I’m teaching a course this winter and could not find the Goldilocks textbook, you know, the one that is just right. They either had no details – just pointing and clicking to get results – or the wrong kind of details. One book had pages of equations, then code for producing some output with very little explanation and no interpretation of the output.
I finally did select a textbook but it was a little less thorough than I would like in some places. I decided to supplement it with required and optional readings from other sources. Thus, the websurfing.
One book I came across that is a good introduction for the beginning of a course is Applied Multivariate Statistical Analysis, by Hardle and Simar. You can buy the latest version for $61 but really, the introduction from 2003 is still applicable. I was delighted to see someone else start with the same point as I do – descriptive statistics.
Whether you have a multivariate question or univariate one, you should still begin with understanding your data. I really liked the way they used plots to visualize multiple variables. I knocked a few of these out in a minute using SAS Studio.
symbol1 v= squarefilled ;
proc gplot data=sashelp.heart ;
plot ageatdeath*agechddiag = sex ;
plot ageatdeath*ageatstart = sex ;
plot ageatdeath*mrw = sex ;
Title “Male ” ;
proc gchart data=sashelp.heart ;
vbar mrw / midpoints = (70 to 270 by 10) ;
where sex = “Male” ;
run ;
Title “Female ” ;
proc gchart data=sashelp.heart ;
vbar mrw / midpoints = (70 to 270 by 10);
where sex = “Female” ;
If I had more time, I would show all of these plots in one page – a draftman’s plot – but I’m running out to the airport in a minute. Maybe next time. Yes, I do realize these charts are probably terrible for people who are color-blind.
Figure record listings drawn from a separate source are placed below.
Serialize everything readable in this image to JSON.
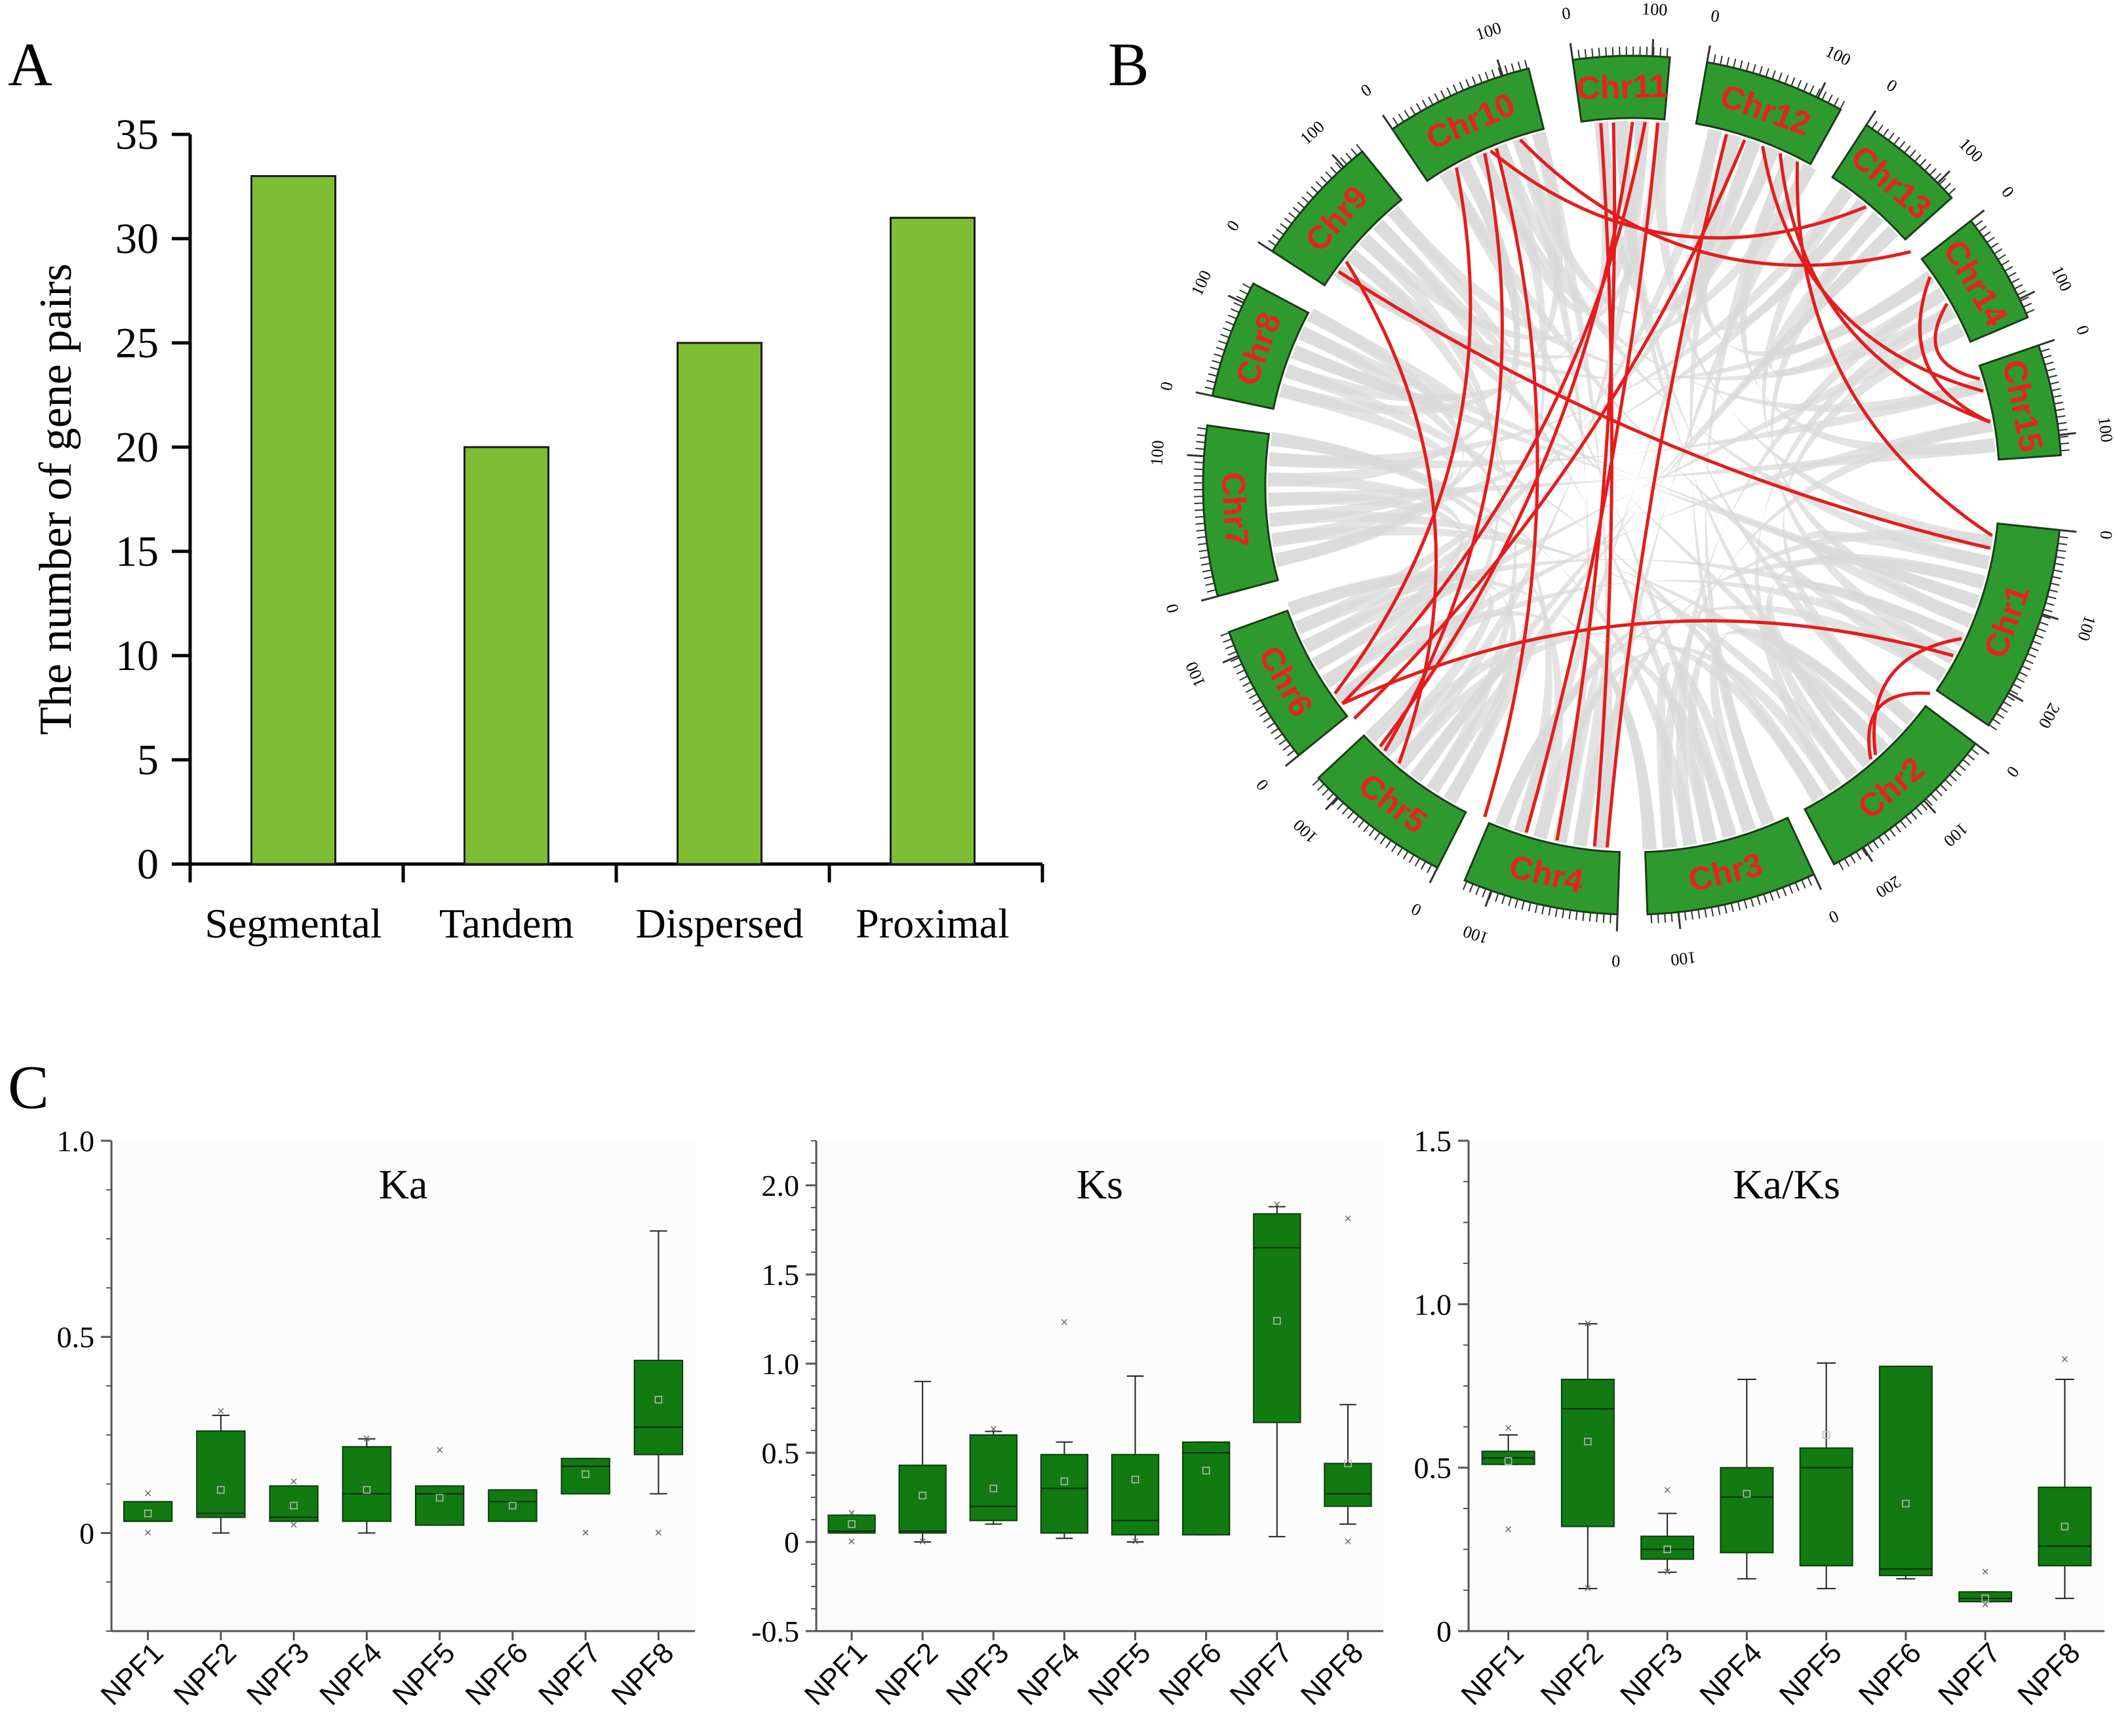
{
  "panels": {
    "A": {
      "label": "A"
    },
    "B": {
      "label": "B"
    },
    "C": {
      "label": "C"
    }
  },
  "colors": {
    "bar_fill": "#7dbe34",
    "box_fill": "#117a11",
    "chr_fill": "#2e9a2e",
    "chr_text": "#e8231f",
    "link_red": "#e51c1c",
    "link_gray": "#d9d9d9",
    "axis": "#000000"
  },
  "chart_data": [
    {
      "type": "bar",
      "panel": "A",
      "title": "",
      "ylabel": "The number of gene pairs",
      "xlabel": "",
      "categories": [
        "Segmental",
        "Tandem",
        "Dispersed",
        "Proximal"
      ],
      "values": [
        33,
        20,
        25,
        31
      ],
      "ylim": [
        0,
        35
      ],
      "yticks": [
        "0",
        "5",
        "10",
        "15",
        "20",
        "25",
        "30",
        "35"
      ],
      "grid": false
    },
    {
      "type": "circos",
      "panel": "B",
      "chromosomes": [
        {
          "name": "Chr1",
          "start_deg": 6,
          "end_deg": 34,
          "ticks": [
            "0",
            "100",
            "200"
          ]
        },
        {
          "name": "Chr2",
          "start_deg": 37,
          "end_deg": 62,
          "ticks": [
            "0",
            "100",
            "200"
          ]
        },
        {
          "name": "Chr3",
          "start_deg": 65,
          "end_deg": 88,
          "ticks": [
            "0",
            "100"
          ]
        },
        {
          "name": "Chr4",
          "start_deg": 92,
          "end_deg": 113,
          "ticks": [
            "0",
            "100"
          ]
        },
        {
          "name": "Chr5",
          "start_deg": 117,
          "end_deg": 137,
          "ticks": [
            "0",
            "100"
          ]
        },
        {
          "name": "Chr6",
          "start_deg": 141,
          "end_deg": 160,
          "ticks": [
            "0",
            "100"
          ]
        },
        {
          "name": "Chr7",
          "start_deg": 165,
          "end_deg": 188,
          "ticks": [
            "0",
            "100"
          ]
        },
        {
          "name": "Chr8",
          "start_deg": 192,
          "end_deg": 208,
          "ticks": [
            "0",
            "100"
          ]
        },
        {
          "name": "Chr9",
          "start_deg": 213,
          "end_deg": 231,
          "ticks": [
            "0",
            "100"
          ]
        },
        {
          "name": "Chr10",
          "start_deg": 236,
          "end_deg": 256,
          "ticks": [
            "0",
            "100"
          ]
        },
        {
          "name": "Chr11",
          "start_deg": 262,
          "end_deg": 275,
          "ticks": [
            "0",
            "100"
          ]
        },
        {
          "name": "Chr12",
          "start_deg": 280,
          "end_deg": 299,
          "ticks": [
            "0",
            "100"
          ]
        },
        {
          "name": "Chr13",
          "start_deg": 303,
          "end_deg": 318,
          "ticks": [
            "0",
            "100"
          ]
        },
        {
          "name": "Chr14",
          "start_deg": 322,
          "end_deg": 337,
          "ticks": [
            "0",
            "100"
          ]
        },
        {
          "name": "Chr15",
          "start_deg": 341,
          "end_deg": 356,
          "ticks": [
            "0",
            "100"
          ]
        }
      ],
      "red_links": [
        [
          218,
          130
        ],
        [
          241,
          145
        ],
        [
          246,
          133
        ],
        [
          248,
          114
        ],
        [
          252,
          320
        ],
        [
          265,
          96
        ],
        [
          267,
          102
        ],
        [
          270,
          134
        ],
        [
          272,
          143
        ],
        [
          274,
          107
        ],
        [
          285,
          94
        ],
        [
          288,
          140
        ],
        [
          291,
          345
        ],
        [
          294,
          350
        ],
        [
          297,
          8
        ],
        [
          310,
          247
        ],
        [
          325,
          350
        ],
        [
          330,
          343
        ],
        [
          28,
          143
        ],
        [
          35,
          49
        ],
        [
          48,
          25
        ],
        [
          216,
          10
        ]
      ]
    },
    {
      "type": "box",
      "panel": "C1",
      "title": "Ka",
      "categories": [
        "NPF1",
        "NPF2",
        "NPF3",
        "NPF4",
        "NPF5",
        "NPF6",
        "NPF7",
        "NPF8"
      ],
      "ylim": [
        -0.25,
        1.0
      ],
      "yticks": [
        "0",
        "0.5",
        "1.0"
      ],
      "boxes": [
        {
          "min": 0.03,
          "q1": 0.03,
          "median": 0.03,
          "q3": 0.08,
          "max": 0.08,
          "mean": 0.05,
          "outliers": [
            0.0,
            0.1
          ]
        },
        {
          "min": 0.0,
          "q1": 0.04,
          "median": 0.05,
          "q3": 0.26,
          "max": 0.3,
          "mean": 0.11,
          "outliers": [
            0.31
          ]
        },
        {
          "min": 0.03,
          "q1": 0.03,
          "median": 0.04,
          "q3": 0.12,
          "max": 0.12,
          "mean": 0.07,
          "outliers": [
            0.13,
            0.02
          ]
        },
        {
          "min": 0.0,
          "q1": 0.03,
          "median": 0.1,
          "q3": 0.22,
          "max": 0.24,
          "mean": 0.11,
          "outliers": [
            0.24
          ]
        },
        {
          "min": 0.02,
          "q1": 0.02,
          "median": 0.1,
          "q3": 0.12,
          "max": 0.12,
          "mean": 0.09,
          "outliers": [
            0.21
          ]
        },
        {
          "min": 0.03,
          "q1": 0.03,
          "median": 0.08,
          "q3": 0.11,
          "max": 0.11,
          "mean": 0.07,
          "outliers": []
        },
        {
          "min": 0.1,
          "q1": 0.1,
          "median": 0.17,
          "q3": 0.19,
          "max": 0.19,
          "mean": 0.15,
          "outliers": [
            0.0
          ]
        },
        {
          "min": 0.1,
          "q1": 0.2,
          "median": 0.27,
          "q3": 0.44,
          "max": 0.77,
          "mean": 0.34,
          "outliers": [
            0.0
          ]
        }
      ]
    },
    {
      "type": "box",
      "panel": "C2",
      "title": "Ks",
      "categories": [
        "NPF1",
        "NPF2",
        "NPF3",
        "NPF4",
        "NPF5",
        "NPF6",
        "NPF7",
        "NPF8"
      ],
      "ylim": [
        -0.5,
        2.25
      ],
      "yticks": [
        "-0.5",
        "0",
        "0.5",
        "1.0",
        "1.5",
        "2.0"
      ],
      "boxes": [
        {
          "min": 0.05,
          "q1": 0.05,
          "median": 0.06,
          "q3": 0.15,
          "max": 0.15,
          "mean": 0.1,
          "outliers": [
            0.0,
            0.16
          ]
        },
        {
          "min": 0.0,
          "q1": 0.05,
          "median": 0.06,
          "q3": 0.43,
          "max": 0.9,
          "mean": 0.26,
          "outliers": [
            0.0
          ]
        },
        {
          "min": 0.1,
          "q1": 0.12,
          "median": 0.2,
          "q3": 0.6,
          "max": 0.62,
          "mean": 0.3,
          "outliers": [
            0.63
          ]
        },
        {
          "min": 0.02,
          "q1": 0.05,
          "median": 0.3,
          "q3": 0.49,
          "max": 0.56,
          "mean": 0.34,
          "outliers": [
            1.23
          ]
        },
        {
          "min": 0.0,
          "q1": 0.04,
          "median": 0.12,
          "q3": 0.49,
          "max": 0.93,
          "mean": 0.35,
          "outliers": [
            0.0
          ]
        },
        {
          "min": 0.04,
          "q1": 0.04,
          "median": 0.5,
          "q3": 0.56,
          "max": 0.56,
          "mean": 0.4,
          "outliers": []
        },
        {
          "min": 0.03,
          "q1": 0.67,
          "median": 1.65,
          "q3": 1.84,
          "max": 1.88,
          "mean": 1.24,
          "outliers": [
            1.89
          ]
        },
        {
          "min": 0.1,
          "q1": 0.2,
          "median": 0.27,
          "q3": 0.44,
          "max": 0.77,
          "mean": 0.44,
          "outliers": [
            1.81,
            0.0
          ]
        }
      ]
    },
    {
      "type": "box",
      "panel": "C3",
      "title": "Ka/Ks",
      "categories": [
        "NPF1",
        "NPF2",
        "NPF3",
        "NPF4",
        "NPF5",
        "NPF6",
        "NPF7",
        "NPF8"
      ],
      "ylim": [
        0,
        1.5
      ],
      "yticks": [
        "0",
        "0.5",
        "1.0",
        "1.5"
      ],
      "boxes": [
        {
          "min": 0.51,
          "q1": 0.51,
          "median": 0.53,
          "q3": 0.55,
          "max": 0.6,
          "mean": 0.52,
          "outliers": [
            0.31,
            0.62
          ]
        },
        {
          "min": 0.13,
          "q1": 0.32,
          "median": 0.68,
          "q3": 0.77,
          "max": 0.94,
          "mean": 0.58,
          "outliers": [
            0.94,
            0.13
          ]
        },
        {
          "min": 0.18,
          "q1": 0.22,
          "median": 0.25,
          "q3": 0.29,
          "max": 0.36,
          "mean": 0.25,
          "outliers": [
            0.43,
            0.18
          ]
        },
        {
          "min": 0.16,
          "q1": 0.24,
          "median": 0.41,
          "q3": 0.5,
          "max": 0.77,
          "mean": 0.42,
          "outliers": []
        },
        {
          "min": 0.13,
          "q1": 0.2,
          "median": 0.5,
          "q3": 0.56,
          "max": 0.82,
          "mean": 0.6,
          "outliers": []
        },
        {
          "min": 0.16,
          "q1": 0.17,
          "median": 0.19,
          "q3": 0.81,
          "max": 0.81,
          "mean": 0.39,
          "outliers": []
        },
        {
          "min": 0.09,
          "q1": 0.09,
          "median": 0.1,
          "q3": 0.12,
          "max": 0.12,
          "mean": 0.1,
          "outliers": [
            0.18,
            0.08
          ]
        },
        {
          "min": 0.1,
          "q1": 0.2,
          "median": 0.26,
          "q3": 0.44,
          "max": 0.77,
          "mean": 0.32,
          "outliers": [
            0.83
          ]
        }
      ]
    }
  ]
}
Will work on that at some point also.
You can see that the age at diagnosis and death is linearly related. It seems there are many more males than females and the age at death seems higher for females.
You can see a larger picture here.
The picture with Metropolitan relative weight did not seem nearly as linear, which makes sense because if you think about it, age at start and age at death HAVE to be related. You cannot be diagnosed at age 50 if you died when you were 30.It also seems as if there is more variance for women than men and the distribution is skewed positively for women.
The last two graphs seem to bear that out, ( You can see those here – click and scroll down). which makes me want to do a PROC UNIVARIATE and a t-test. It also makes me wonder if it’s possible that weight could be related to age at death for men but not for women. Or, it could just be that as you get older, you put on weight and older people are more likely to die.
My point is that some simple graphs can allow you to look at your variables in 3 dimensions and then compare the relationships of multiple 3-dimensional graphs.
Gotta run – taking a group of middle school students to a judo tournament in Kansas City. Life is never boring.